I stared at nothing.

Beyond the doors, were more white walls and floors? It was so white that it was hard to tell that it was a hallway outside of the door. The only indication I had that it was a hallway was that at the end of it was a shiny black door.

The black door was stark in contrast to the rest of the white surrounding it. It was as if that black door was the beacon of hope in all this white. I found that weird. Usually it would be the person surrounded in black, and the white door is the beacon of hope.

For some reason, it was opposite. I couldn’t understand why. I mean it has to be some big key to why I am here or what is happening. Or maybe I was just making a big deal out nothing. I was trying to convince myself that was the case when I heard voices.

My head shot up.

They were soft whisperings at first, but then I could feel it growing louder and louder until it felt like these voices were everywhere, beside my bed, behind my bed, above my head, to my left, and to my right.
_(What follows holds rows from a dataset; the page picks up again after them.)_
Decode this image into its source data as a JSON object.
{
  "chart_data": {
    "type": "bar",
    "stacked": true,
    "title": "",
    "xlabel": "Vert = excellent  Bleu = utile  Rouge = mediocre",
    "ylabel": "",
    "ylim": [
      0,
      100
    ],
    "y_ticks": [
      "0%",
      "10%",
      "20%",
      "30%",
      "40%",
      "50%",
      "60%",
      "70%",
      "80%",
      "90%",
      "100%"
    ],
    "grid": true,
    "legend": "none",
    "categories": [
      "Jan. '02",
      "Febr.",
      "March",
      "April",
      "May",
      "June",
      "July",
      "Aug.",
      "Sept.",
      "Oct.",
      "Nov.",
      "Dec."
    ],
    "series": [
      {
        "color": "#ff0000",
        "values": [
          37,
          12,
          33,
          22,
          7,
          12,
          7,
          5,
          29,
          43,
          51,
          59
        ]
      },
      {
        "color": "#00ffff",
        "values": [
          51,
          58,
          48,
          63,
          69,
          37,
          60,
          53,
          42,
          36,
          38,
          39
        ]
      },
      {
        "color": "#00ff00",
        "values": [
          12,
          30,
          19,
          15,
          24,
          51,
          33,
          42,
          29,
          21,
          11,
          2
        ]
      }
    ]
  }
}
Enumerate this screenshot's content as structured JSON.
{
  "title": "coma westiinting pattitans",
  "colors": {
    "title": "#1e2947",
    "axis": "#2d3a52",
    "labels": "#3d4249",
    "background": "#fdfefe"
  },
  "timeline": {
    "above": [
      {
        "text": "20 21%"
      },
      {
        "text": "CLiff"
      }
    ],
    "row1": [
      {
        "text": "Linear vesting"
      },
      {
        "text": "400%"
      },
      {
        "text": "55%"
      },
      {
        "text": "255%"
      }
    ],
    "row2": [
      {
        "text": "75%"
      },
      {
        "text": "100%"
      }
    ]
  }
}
There was nobody though. It was all white.

I started to freak out.

The voices continued.

My panic rose. The voices got louder. Worse thing was, I had exactly no clue what they were saying. It sounded like some old ancient language.

Then I started screaming and yanking furiously at my bonds just wanting to get the hell over to that wonderful black door. I have never loved black this much before.

The voices abruptly stopped.

I was panting and making whimpering noises. They’re going to eat me! It’s just like some horror film! I’m dead, I’m screwed, I’m dead, and I’m-

Miserae Est timidus!

This one lone voice sounded. I still stared around me not seeing anybody or anything. The voice sound peaceful and kind and pitiful for me, I think. Least, I hoped it was pity…

Bonum sequeretur, frater. 

This one sounded deeper and upset with someone, but in control. Now I was just listening, I didn’t feel very frightened anymore.